You’re bound to run into the cliché hillbilly stereotype first, thanks to the media’s portrayals of what “mountain people” are (i.e. The Beverley Hillbillies, Wrong Turn); it’s a typecast that seems to run synonymous with the word Appalachia itself. The “hick” label will be elaborated on as you begin to look closer; Appalachians are illiterate, Appalachians are unwashed and drunk half of their life, Appalachian people only eat cornbread, veal, and beans, Appalachians lack the basic modern electric necessities, Appalachians all carry a gun on their person. The list goes on and on and is then added to by missionary groups who explain their plan for tending to the third world country in their own backyards.
Saying that these views are an exaggeration is obviously an understatement. But it leads one to wonder: what the cause of these negative stereotypes is, and do they hold any merit?

Appalachia has a bloody history. The family feud between the Hatfields and McCoys and the Battle of Blair Mountain, brutally and bluntly recorded in nineteenth century newspapers, must have something to do with it.

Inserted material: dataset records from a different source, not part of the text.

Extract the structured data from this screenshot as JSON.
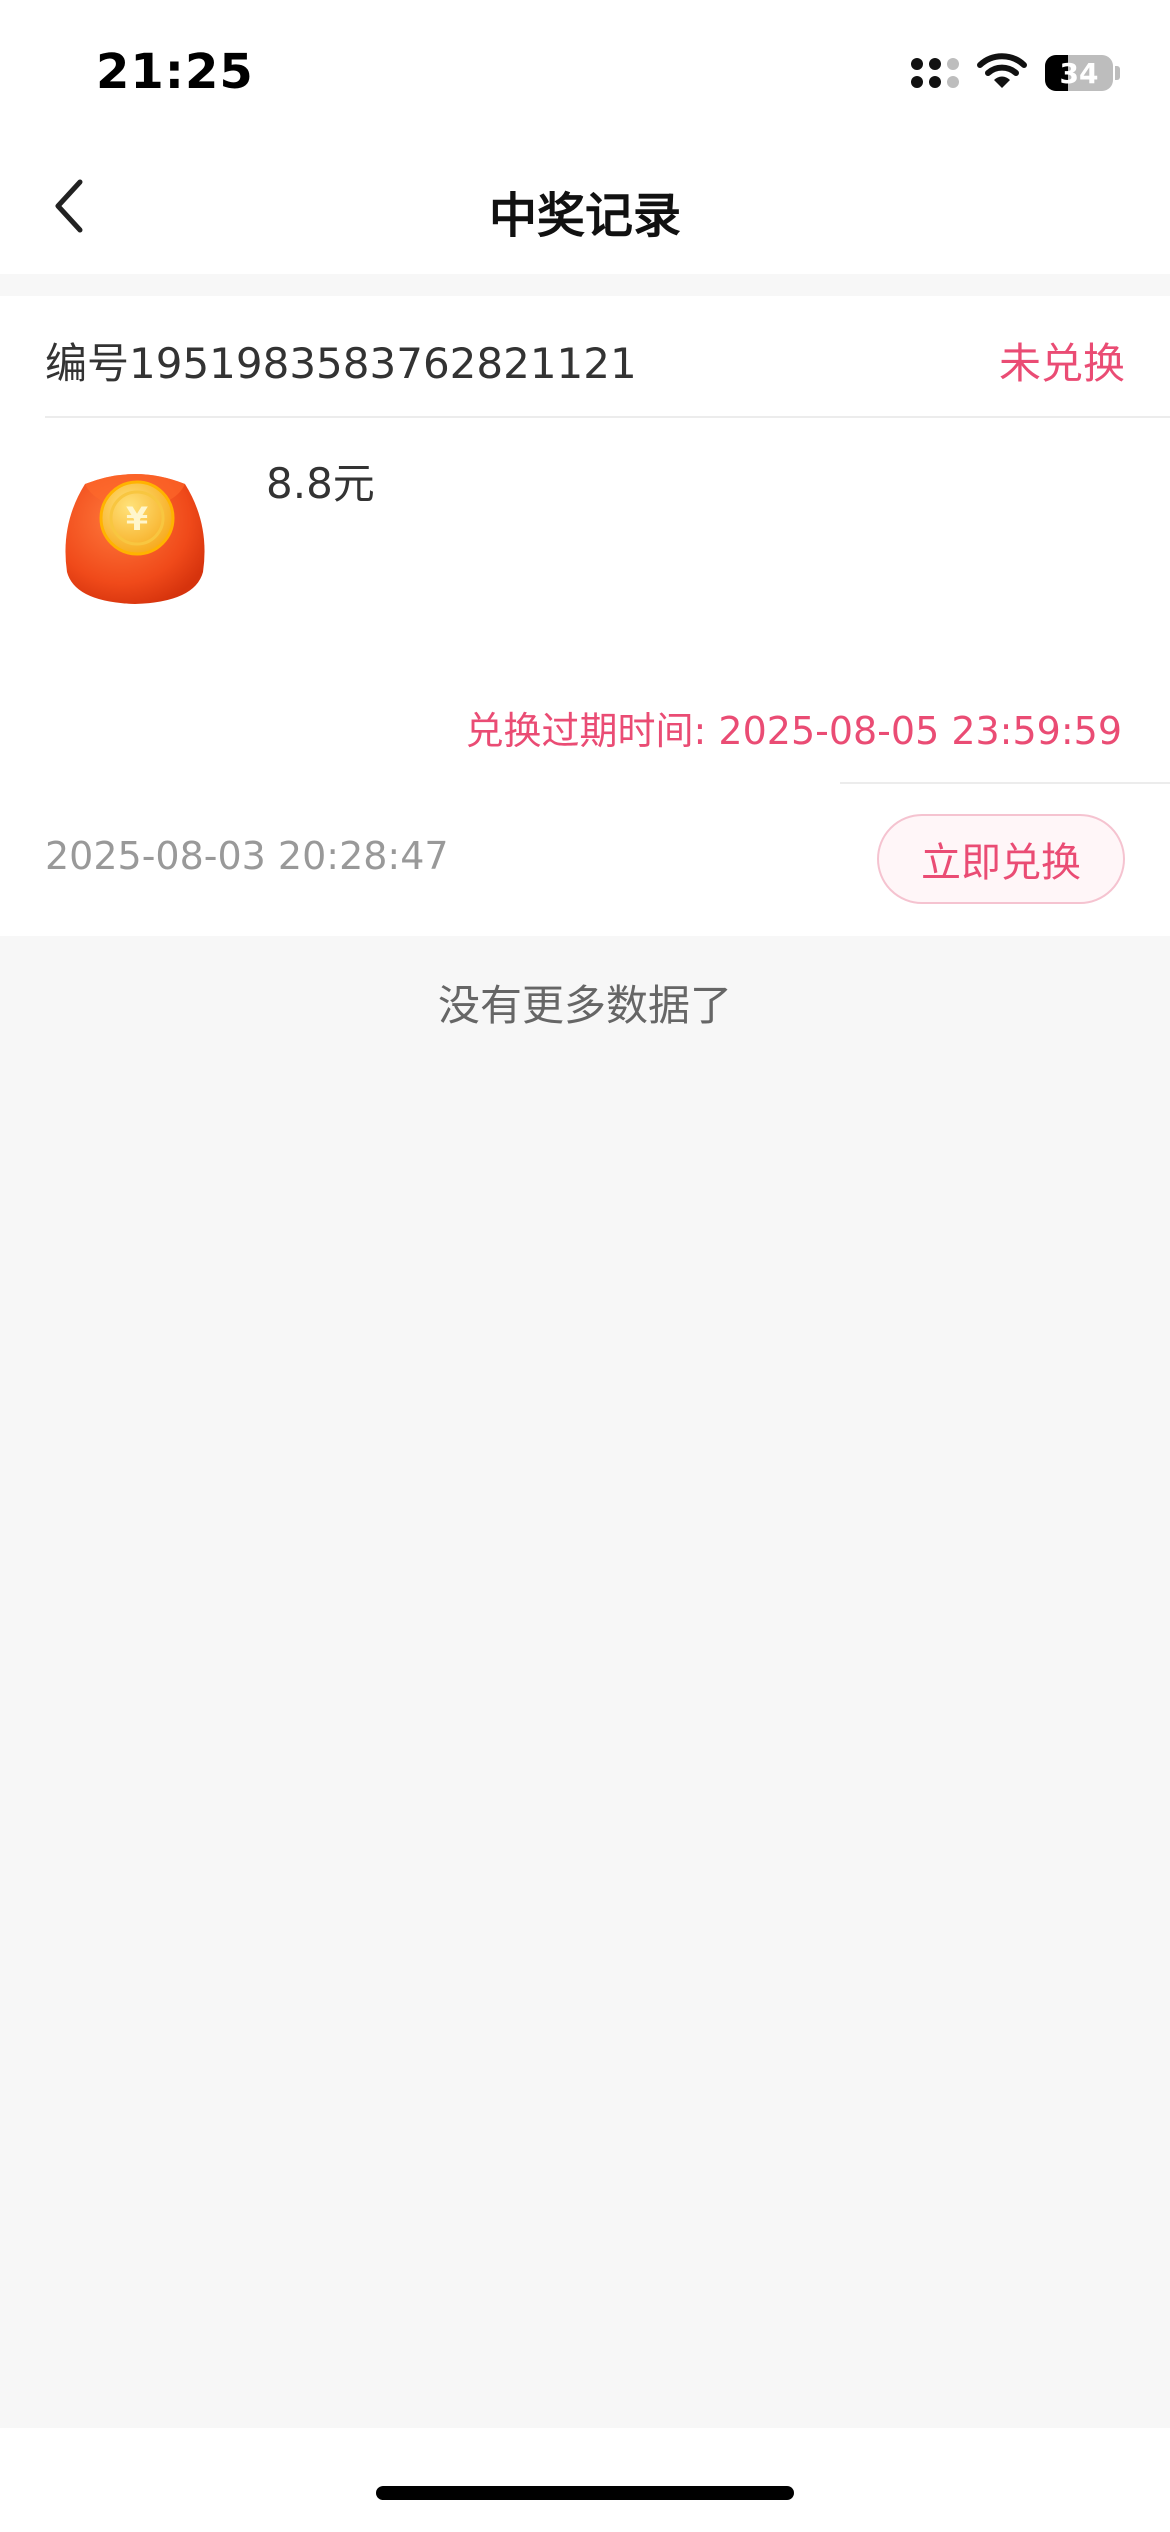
{
  "status_bar": {
    "time": "21:25",
    "battery_level": "34",
    "battery_fraction": 0.34,
    "icons": [
      "signal-icon",
      "wifi-icon",
      "battery-icon"
    ]
  },
  "nav": {
    "title": "中奖记录",
    "back_icon": "chevron-left-icon"
  },
  "record": {
    "id_text": "编号1951983583762821121",
    "status": "未兑换",
    "prize_name": "8.8元",
    "prize_icon": "red-envelope-icon",
    "expire_text": "兑换过期时间: 2025-08-05 23:59:59",
    "win_time": "2025-08-03 20:28:47",
    "redeem_label": "立即兑换"
  },
  "list_footer": "没有更多数据了",
  "colors": {
    "accent": "#ea4c74",
    "text_primary": "#333333",
    "text_secondary": "#999999",
    "background": "#f7f7f7"
  }
}
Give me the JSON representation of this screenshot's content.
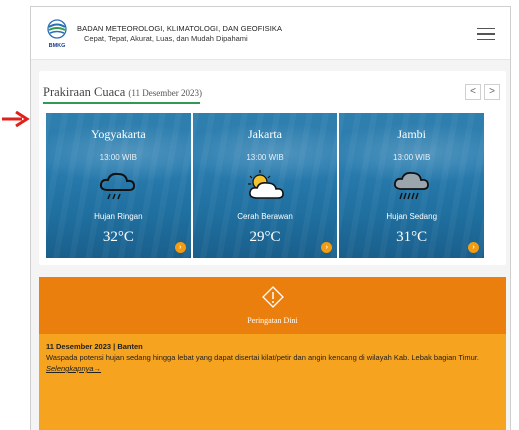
{
  "header": {
    "org_name": "BADAN METEOROLOGI, KLIMATOLOGI, DAN GEOFISIKA",
    "tagline": "Cepat, Tepat, Akurat, Luas, dan Mudah Dipahami",
    "logo_text": "BMKG"
  },
  "forecast": {
    "title": "Prakiraan Cuaca",
    "date": "(11 Desember 2023)",
    "prev_label": "<",
    "next_label": ">",
    "cards": [
      {
        "city": "Yogyakarta",
        "time": "13:00 WIB",
        "condition": "Hujan Ringan",
        "temp": "32°C",
        "icon": "light-rain-icon"
      },
      {
        "city": "Jakarta",
        "time": "13:00 WIB",
        "condition": "Cerah Berawan",
        "temp": "29°C",
        "icon": "partly-cloudy-icon"
      },
      {
        "city": "Jambi",
        "time": "13:00 WIB",
        "condition": "Hujan Sedang",
        "temp": "31°C",
        "icon": "moderate-rain-icon"
      }
    ]
  },
  "warning": {
    "label": "Peringatan Dini",
    "date_region": "11 Desember 2023 | Banten",
    "text": "Waspada potensi hujan sedang hingga lebat yang dapat disertai kilat/petir dan angin kencang di wilayah Kab. Lebak bagian Timur. ",
    "link": "Selengkapnya→"
  },
  "colors": {
    "accent_green": "#2e9b50",
    "warning_dark": "#ea7f0d",
    "warning_light": "#f6a320",
    "card_blue": "#2a7db0"
  }
}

The bloodshed scared the rest of the nation, and suddenly the mountains were known for the people who had willingly taken up arms against their employer and their neighbor and (in the case of Blair Mountain) caused so much trouble that the U.S. Army had to be called in. Not many happy pictures were derived from that, and suddenly the media mainly focused on the problems of Appalachia while it ignored the good. Today’s media has only elaborated.